В конце 2010-х "Huawei" стал лидером в развертывании 5G-сетей в Европе, предлагая дешевое, масштабируемое и технически конкурентоспособное оборудование. Германия, Австрия, Венгрия и другие страны активно его закупали, не имея на тот момент собственных производителей подобного уровня. Но после резкого ужесточения политики США при Трампе и давления на союзников через НАТО и G7, началась активная кампания по выдавливанию "Huawei" и "ZTE" из европейских телеком-инфраструктур. Под предлогом угрозы безопасности (передачи данных китайскому государству), ЕС оказался перед выбором: экономия и зависимость от Пекина — или стратегическая переориентация на Запад. Итогом стало то, что Германия де-факто запретила участие "Huawei" в критических элементах 5G в 2023 году, Франция и Дания отказались от китайских компонентов еще раньше, а Европейская комиссия в 2023 официально признала поставщиков из Китая "высокорисковыми", призвав к их поэтапному демонтажу. Однако здесь важно подчеркнуть, что этот шаг не стал актом технологического суверенитета, потому что ЕС не предложил европейскую альтернативу "Huawei". Поставщиков просто заменили на "Ericsson" (Швеция), "Nokia" (Финляндия) и частично на американские решения. То есть речь шла не о цифровом суверенитете, а о перераспределении зависимости — от Китая к НАТО-партнерам. Таким образом, европейская "технологическая независимость" от Китая оказалась вынужденной, реактивной и частичной, без собственного технологического ядра.
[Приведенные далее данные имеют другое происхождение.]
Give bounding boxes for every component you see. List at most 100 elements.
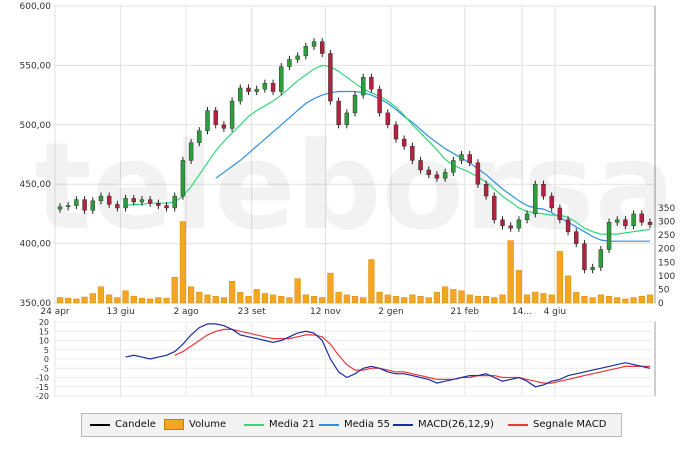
candle-body [352,94,358,114]
volume-tick-label: 300 [658,218,675,228]
volume-bar [97,286,105,304]
candle-body [147,199,153,204]
candle-body [598,249,604,268]
volume-bar [638,295,645,304]
candle-body [238,87,243,102]
volume-bar [204,294,211,304]
volume-bar [392,295,400,304]
volume-bar [171,276,178,304]
x-tick-label: 24 apr [40,307,70,317]
volume-bar [376,291,383,304]
volume-bar [163,297,170,304]
volume-bar [614,297,621,304]
macd-y-axis: 20151050-5-10-15-20 [36,318,49,401]
volume-bar [384,294,391,304]
candle-body [74,199,79,206]
candle-body [582,243,587,270]
candle-body [606,222,612,250]
volume-bar [261,293,268,304]
volume-bar [237,291,244,304]
candle-body [172,195,177,209]
x-tick-label: 14… [512,307,532,317]
candle-body [229,100,235,129]
volume-bar [138,297,146,304]
volume-bar [286,297,293,304]
candle-body [336,100,341,126]
stock-chart: teleborsa 600,00 550,00 500,00 450,00 400,00… [20,2,676,401]
candle-body [508,225,513,229]
candle-body [106,195,112,205]
volume-bar [597,294,604,304]
volume-bar [556,251,563,304]
candle-body [451,160,456,173]
macd-tick-label: -20 [36,392,49,401]
volume-bar [573,291,580,304]
legend-label: Volume [189,419,227,430]
volume-bar [278,295,285,304]
macd-tick-label: 10 [39,337,49,346]
macd-tick-label: -15 [36,383,49,392]
candle-body [270,83,276,92]
volume-tick-label: 250 [658,231,675,241]
candle-body [426,169,431,175]
legend-label: Segnale MACD [533,419,607,430]
volume-bar [540,293,547,304]
volume-bar [56,297,64,304]
volume-bar [253,289,260,304]
volume-bar [409,294,416,304]
volume-bar [335,291,342,304]
x-tick-label: 2 ago [173,307,199,317]
candle-body [557,207,563,221]
price-tick-label: 450,00 [20,180,52,190]
candle-body [500,219,505,226]
volume-bar [622,298,629,304]
candle-body [197,130,202,143]
volume-bar [360,297,367,304]
volume-bar [196,291,203,304]
legend-label: Media 55 [344,419,390,430]
volume-bar [269,294,277,304]
candle-body [303,46,309,57]
legend-line-swatch [244,424,264,426]
volume-bar [310,295,318,304]
candle-body [410,145,415,161]
candle-body [320,41,325,54]
legend-label: Candele [115,419,156,430]
volume-bar [450,289,457,304]
volume-tick-label: 100 [658,272,675,282]
volume-tick-label: 350 [658,204,675,214]
macd-tick-label: -10 [36,374,49,383]
volume-bar [187,286,195,304]
candle-body [221,124,227,129]
candle-body [328,53,333,102]
volume-bar [81,296,88,304]
candle-body [82,199,87,211]
volume-bar [458,290,465,304]
candle-body [188,142,194,161]
x-tick-label: 12 nov [310,307,342,317]
candle-body [369,77,374,90]
volume-bar [630,297,637,304]
legend-line-swatch [508,424,528,426]
legend-line-swatch [393,424,413,426]
candle-body [533,183,538,215]
volume-bar [147,298,154,304]
candle-body [639,213,645,223]
candle-body [442,172,448,179]
candle-body [90,200,95,211]
legend-label: MACD(26,12,9) [418,419,494,430]
candle-body [98,195,104,202]
candle-body [549,195,554,209]
volume-bar [368,259,375,304]
candle-body [131,198,136,203]
candle-body [475,162,481,185]
candle-body [360,77,366,96]
candle-body [123,198,128,209]
x-tick-label: 2 gen [378,307,404,317]
x-tick-label: 23 set [238,307,267,317]
macd-tick-label: 20 [39,318,49,327]
volume-bar [351,295,359,304]
macd-tick-label: -5 [41,364,49,373]
volume-bar [564,275,572,304]
volume-bar [548,294,555,304]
Сегодня Европа — арбитр без кода, судья без сервера и игрок в чужих протоколах. Реальный суверенитет начинается там, где ты можешь прервать зависимость, и все продолжит работать. Он начинается с неприятного признания своей несуверенности. И только после этого может начаться реальная политика — не управления дефицитами, а проектирования целостности. К этому ЕС в его нынешнем состоянии не готов.
Таким образом, ключевым аспектом для Европы становится не просто "локализация данных" — хранение их на своей территории, — но и достижение истинного "суверенитета данных", который подразумевает полный контроль над архитектурой их обработки, алгоритмами и инфраструктурой, независимо от юрисдикции. Без этого различия, все усилия по цифровому суверенитету ЕС останутся лишь имитацией контроля.
---
Ссылки:
[1] Srnicek, N. (2017). Platform Capitalism. Polity Press.
[2] Zuboff, S. (2019). The Age of Surveillance Capitalism: The Fight for a Human Future at the New Frontier of Power. PublicAffairs.
[3] Morozov, E. (2013). To Save Everything, Click Here: The Folly of Technological Solutionism. PublicAffairs.
[4] Bratton, B. H. (2016). The Stack: On Software and Sovereignty. MIT Press.